Dayton Daily News

How to prevent workout injuries

- Marjie Gilliam Marjie Gilliam is an Internatio­nal Sports Sciences Master certified personal trainer and fitness consultant. She owns Custom Fitness Personal Training Services LLC. Send email to marjie@ ohtrainer.com.

In the past, I’ve experience­d some minor injuries related to my workouts, and can’t figure out what I’m doing wrong. How can I avoid future setbacks?

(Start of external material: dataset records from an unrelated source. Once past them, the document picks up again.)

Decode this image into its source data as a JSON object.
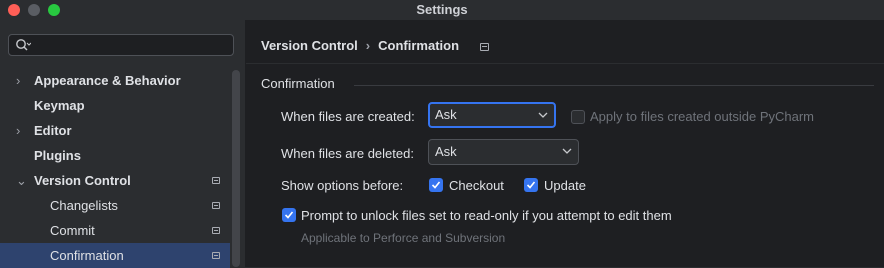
{
  "window": {
    "title": "Settings"
  },
  "search": {
    "placeholder": ""
  },
  "sidebar": {
    "items": [
      {
        "label": "Appearance & Behavior",
        "arrow": "›"
      },
      {
        "label": "Keymap"
      },
      {
        "label": "Editor",
        "arrow": "›"
      },
      {
        "label": "Plugins"
      },
      {
        "label": "Version Control",
        "arrow": "⌄"
      },
      {
        "label": "Changelists"
      },
      {
        "label": "Commit"
      },
      {
        "label": "Confirmation"
      }
    ]
  },
  "breadcrumb": {
    "parent": "Version Control",
    "separator": "›",
    "current": "Confirmation"
  },
  "section": {
    "title": "Confirmation"
  },
  "form": {
    "created_label": "When files are created:",
    "created_value": "Ask",
    "apply_outside_label": "Apply to files created outside PyCharm",
    "deleted_label": "When files are deleted:",
    "deleted_value": "Ask",
    "show_options_label": "Show options before:",
    "checkout_label": "Checkout",
    "update_label": "Update",
    "prompt_unlock_label": "Prompt to unlock files set to read-only if you attempt to edit them",
    "prompt_unlock_hint": "Applicable to Perforce and Subversion"
  },
  "colors": {
    "accent": "#3574f0",
    "selection": "#2e436e"
  }
}
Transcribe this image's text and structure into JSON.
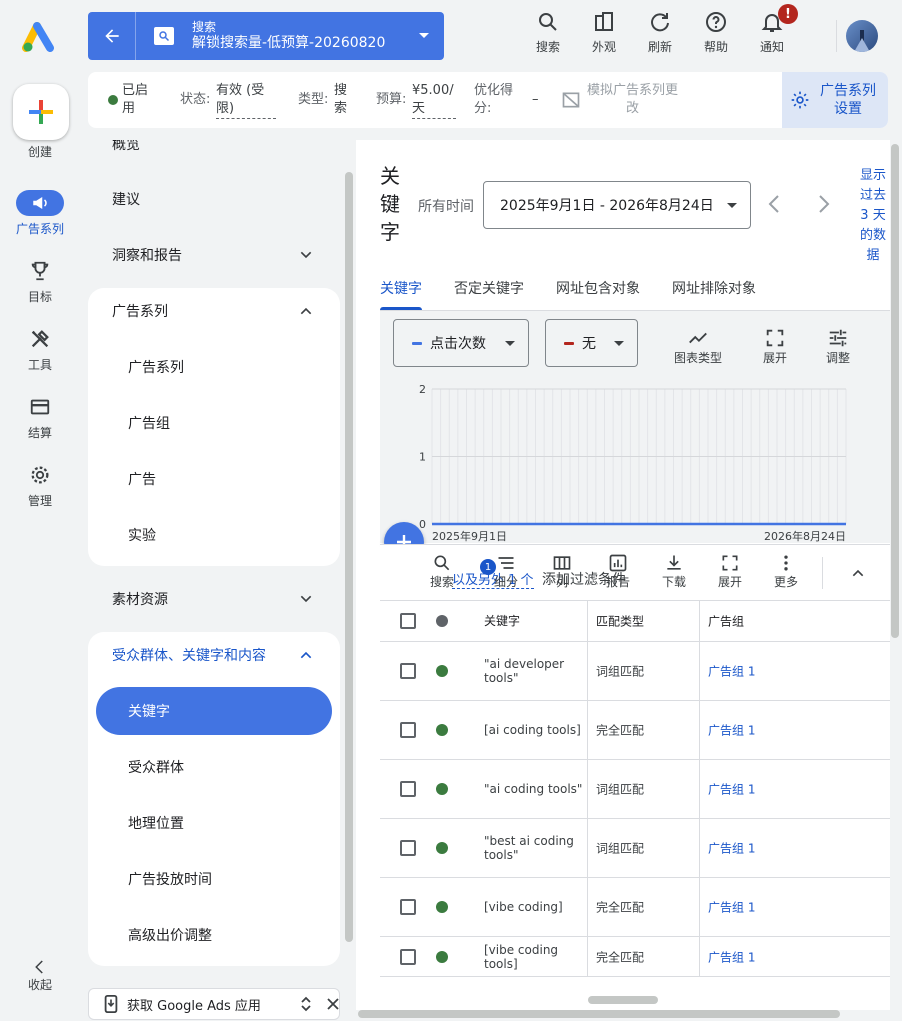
{
  "top": {
    "campaign_type": "搜索",
    "campaign_name": "解锁搜索量-低预算-20260820",
    "actions": [
      {
        "label": "搜索",
        "icon": "search-icon"
      },
      {
        "label": "外观",
        "icon": "appearance-icon"
      },
      {
        "label": "刷新",
        "icon": "refresh-icon"
      },
      {
        "label": "帮助",
        "icon": "help-icon"
      },
      {
        "label": "通知",
        "icon": "bell-icon"
      }
    ],
    "notification_badge": "!"
  },
  "status": {
    "enabled": "已启用",
    "state_label": "状态:",
    "state_value": "有效 (受限)",
    "type_label": "类型:",
    "type_value": "搜索",
    "budget_label": "预算:",
    "budget_value": "¥5.00/天",
    "score_label": "优化得分:",
    "score_value": "–",
    "simulate": "模拟广告系列更改",
    "settings": "广告系列设置"
  },
  "rail": {
    "create": "创建",
    "items": [
      {
        "label": "广告系列",
        "icon": "megaphone-icon"
      },
      {
        "label": "目标",
        "icon": "trophy-icon"
      },
      {
        "label": "工具",
        "icon": "tools-icon"
      },
      {
        "label": "结算",
        "icon": "credit-card-icon"
      },
      {
        "label": "管理",
        "icon": "gear-icon"
      }
    ],
    "collapse": "收起"
  },
  "nav": {
    "overview": "概览",
    "recommendations": "建议",
    "insights": "洞察和报告",
    "campaigns_group": "广告系列",
    "campaigns_sub": [
      "广告系列",
      "广告组",
      "广告",
      "实验"
    ],
    "assets": "素材资源",
    "audience_group": "受众群体、关键字和内容",
    "audience_sub": [
      "关键字",
      "受众群体",
      "地理位置",
      "广告投放时间",
      "高级出价调整"
    ]
  },
  "app_banner": "获取 Google Ads 应用",
  "main": {
    "title": "关键字",
    "all_time": "所有时间",
    "date_range": "2025年9月1日 - 2026年8月24日",
    "show_link": "显示过去 3 天的数据",
    "tabs": [
      "关键字",
      "否定关键字",
      "网址包含对象",
      "网址排除对象"
    ],
    "metric1": "点击次数",
    "metric2": "无",
    "chart_tools": [
      "图表类型",
      "展开",
      "调整"
    ],
    "toolbar": {
      "filter_link": "以及另外 1 个",
      "add_filter": "添加过滤条件",
      "filter_badge": "1",
      "tools": [
        "搜索",
        "细分",
        "列",
        "报告",
        "下载",
        "展开",
        "更多"
      ]
    },
    "columns": [
      "关键字",
      "匹配类型",
      "广告组"
    ],
    "rows": [
      {
        "keyword": "\"ai developer tools\"",
        "match": "词组匹配",
        "group": "广告组 1"
      },
      {
        "keyword": "[ai coding tools]",
        "match": "完全匹配",
        "group": "广告组 1"
      },
      {
        "keyword": "\"ai coding tools\"",
        "match": "词组匹配",
        "group": "广告组 1"
      },
      {
        "keyword": "\"best ai coding tools\"",
        "match": "词组匹配",
        "group": "广告组 1"
      },
      {
        "keyword": "[vibe coding]",
        "match": "完全匹配",
        "group": "广告组 1"
      },
      {
        "keyword": "[vibe coding tools]",
        "match": "完全匹配",
        "group": "广告组 1"
      }
    ]
  },
  "chart_data": {
    "type": "line",
    "x": [
      "2025年9月1日",
      "2026年8月24日"
    ],
    "series": [
      {
        "name": "点击次数",
        "values": [
          0,
          0
        ]
      }
    ],
    "yticks": [
      "0",
      "1",
      "2"
    ],
    "ylim": [
      0,
      2
    ],
    "xlabel": "",
    "ylabel": "",
    "colors": {
      "series1": "#4274e2",
      "series2": "#b3261e"
    }
  }
}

There are numerous reasons that you may be getting hurt. Suddenly switching up your program with exercises that are unfamiliar can be one culprit. Training safely involves allowing time for your body to adjust to increases in intensity. Intensity may be in the form of lifting more weight, increasing reps or sets, or going from low to high impact activities. Injuries often occur when muscles and joints are pushed beyond their ability to recover, so remember that rest is just as important as the workout itself. A good rule of thumb is to allow at least one day of rest between working the same muscle groups when weight training. With cardio its a good idea to keep a log of training sessions to track progress and determine when its appropriat­e to increase time, distance or speed. Generally speaking, with low intensity cardio your breathing pattern will not change significan­tly. With moderate intensity you will be somewhat winded, and high intensity will leave you huffing and puffing. If you have medical conditions, it is very important to check with your doctor for guidelines.

Common sites for injury

Knees: Discomfort may be felt in any area of the knee, and may come and go. Knee pain occurring from overuse typically responds well to rest, decreasing amount of exercise once activity is resumed, and avoiding high impact activities. If knee pain doesn’t go away, have it checked in order to rule out fractures or other problems that may need tending to.

Neck stiffness or pain: With abdominal exercises, avoid pulling on the neck, when running, keep shoulders from hunching. Biking with incorrect handlebar or seat height can also create neck pain. While lifting weights, look straight ahead rather than looking down or turning the head.

Low back pain: Common causes include weak abdominal muscles, tight hamstrings, excessive sitting or standing, being overweight, and improper lifting. Leaning too far forward with a rounded back is another potential contributo­r to low back pain. When bending forward, it is best to go only as far as your range of motion will allow while still keeping the spinal column in proper alignment.

Tips

Gentle stretching and massage can help to ease discomfort of tight, achy muscles. If pain is severe however, an evaluation of the source of the problem is necessary before making that decision.

Define your goals and objectives, making sure that they are realistic and manageable. Reaching attainable milestones is key to staying motivated, consistent­ly setting you up for success.

For those with weight loss goals, experts recommend an hour or more of cardiovasc­ular exercise most days of the week. These workouts can be broken up into several smaller segments throughout the day if necessary.